Any employee who exercises the right to family military leave under the Family Military Leave Act, upon expiration of the leave, shall be entitled to be restored by the employer to the position held by the employee when the leave commenced or to a position with equivalent seniority status, employee benefits, pay, and other terms and conditions of employment. The employer and employee may negotiate for the employer to maintain benefits at the employer’s expense for the duration of the leave.
No employer shall terminate or take any other disciplinary action against any employee who is a volunteer emergency responder if such employee, when acting as a volunteer emergency responder, is absent from or reports late to his or her place of employment in order to respond to an emergency prior to the time such employee is to report to his or her place of employment.
Whenever an employer, including a governmental agency, permits an employee to take a leave of absence upon the birth of the employee’s child, an adoptive parent, following the commencement of the parent-child relationship, is entitled to the same leave upon the same terms.

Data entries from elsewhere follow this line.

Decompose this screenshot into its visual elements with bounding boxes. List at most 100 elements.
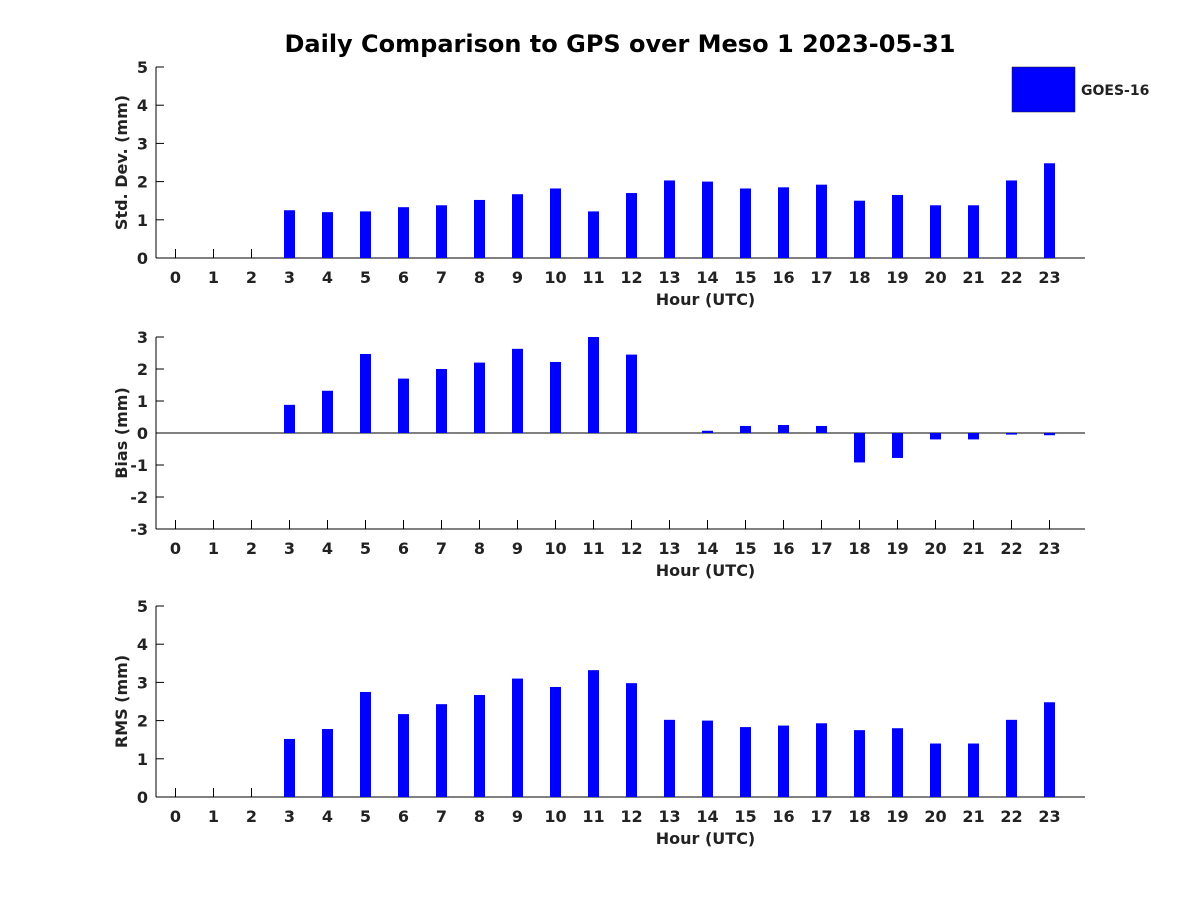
- x-tick-label: 11: [582, 539, 604, 558]
- bar: [854, 730, 865, 797]
- x-tick-label: 21: [962, 807, 984, 826]
- x-tick-label: 15: [734, 539, 756, 558]
- x-tick-label: 14: [696, 539, 718, 558]
- bar: [512, 678, 523, 797]
- bar: [1044, 433, 1055, 436]
- x-tick-label: 10: [544, 539, 566, 558]
- x-tick-label: 4: [322, 268, 333, 287]
- x-tick-label: 12: [620, 268, 642, 287]
- bar: [626, 354, 637, 433]
- x-tick-label: 4: [322, 807, 333, 826]
- x-tick-label: 18: [848, 807, 870, 826]
- bar: [702, 430, 713, 433]
- x-tick-label: 15: [734, 268, 756, 287]
- bar: [816, 425, 827, 433]
- bar: [512, 194, 523, 258]
- bar: [930, 433, 941, 440]
- x-tick-label: 20: [924, 268, 946, 287]
- x-tick-label: 5: [360, 539, 371, 558]
- x-tick-label: 0: [170, 268, 181, 287]
- bar: [968, 205, 979, 258]
- bar: [854, 200, 865, 258]
- bar: [284, 738, 295, 797]
- y-axis-label: Bias (mm): [112, 387, 131, 479]
- y-tick-label: 4: [137, 96, 148, 115]
- bar: [474, 362, 485, 433]
- x-tick-label: 9: [512, 539, 523, 558]
- y-tick-label: 5: [137, 58, 148, 77]
- bar: [436, 205, 447, 258]
- x-tick-label: 11: [582, 807, 604, 826]
- x-tick-label: 8: [474, 268, 485, 287]
- bar: [778, 187, 789, 258]
- bar: [436, 369, 447, 433]
- x-tick-label: 12: [620, 807, 642, 826]
- bar: [284, 404, 295, 433]
- bar: [1006, 433, 1017, 435]
- x-tick-label: 2: [246, 807, 257, 826]
- bar: [474, 695, 485, 797]
- bar: [968, 433, 979, 440]
- bar: [284, 210, 295, 258]
- bar: [398, 207, 409, 258]
- bar: [550, 188, 561, 258]
- bar: [322, 212, 333, 258]
- y-tick-label: -2: [130, 488, 148, 507]
- bar: [322, 729, 333, 797]
- y-tick-label: 1: [137, 750, 148, 769]
- bar: [740, 425, 751, 433]
- x-tick-label: 10: [544, 807, 566, 826]
- x-tick-label: 13: [658, 268, 680, 287]
- y-tick-label: -1: [130, 456, 148, 475]
- bar: [360, 691, 371, 797]
- bar: [930, 743, 941, 797]
- y-tick-label: 0: [137, 424, 148, 443]
- bar: [436, 704, 447, 797]
- bar: [892, 194, 903, 258]
- bar: [550, 361, 561, 433]
- x-tick-label: 5: [360, 268, 371, 287]
- bar: [1044, 163, 1055, 258]
- x-tick-label: 20: [924, 807, 946, 826]
- x-axis-label: Hour (UTC): [656, 829, 756, 848]
- x-tick-label: 3: [284, 807, 295, 826]
- x-tick-label: 19: [886, 807, 908, 826]
- x-tick-label: 8: [474, 539, 485, 558]
- bar: [740, 727, 751, 797]
- bar: [398, 378, 409, 433]
- y-tick-label: 4: [137, 635, 148, 654]
- chart-title: Daily Comparison to GPS over Meso 1 2023…: [284, 30, 956, 58]
- bar: [474, 199, 485, 258]
- x-tick-label: 18: [848, 268, 870, 287]
- y-tick-label: 2: [137, 712, 148, 731]
- bar: [816, 723, 827, 797]
- x-tick-label: 4: [322, 539, 333, 558]
- x-tick-label: 20: [924, 539, 946, 558]
- bar: [588, 670, 599, 797]
- bar: [322, 390, 333, 433]
- x-tick-label: 15: [734, 807, 756, 826]
- bar: [398, 714, 409, 797]
- x-tick-label: 0: [170, 539, 181, 558]
- bar: [778, 725, 789, 797]
- x-tick-label: 21: [962, 539, 984, 558]
- y-axis-label: RMS (mm): [112, 655, 131, 748]
- x-tick-label: 7: [436, 539, 447, 558]
- bar: [892, 728, 903, 797]
- x-tick-label: 10: [544, 268, 566, 287]
- x-tick-label: 16: [772, 268, 794, 287]
- x-tick-label: 18: [848, 539, 870, 558]
- bar: [1044, 702, 1055, 797]
- x-tick-label: 17: [810, 539, 832, 558]
- y-tick-label: 1: [137, 392, 148, 411]
- x-tick-label: 1: [208, 539, 219, 558]
- bar: [702, 181, 713, 258]
- bar: [588, 337, 599, 433]
- x-tick-label: 6: [398, 807, 409, 826]
- y-tick-label: 2: [137, 173, 148, 192]
- y-tick-label: 0: [137, 249, 148, 268]
- x-tick-label: 2: [246, 268, 257, 287]
- x-tick-label: 3: [284, 539, 295, 558]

The adoptive parent leave of absence is not required if the child being adopted is a special needs child over eighteen years of age, a child who is over eight years of age and is not a special needs child, a stepchild being adopted by his or her stepparent, a foster child is adopted by his or her foster parent, or a child who was originally under a voluntary placement for purposes other than adoption without assistance from an attorney, physician, or other individual or agency which later results in a petition for the adoption of the child by the person with whom the voluntary placement was made.
An employer shall be encouraged to grant paid leaves of absence to an employee who seeks to undergo a medical procedure to donate bone marrow.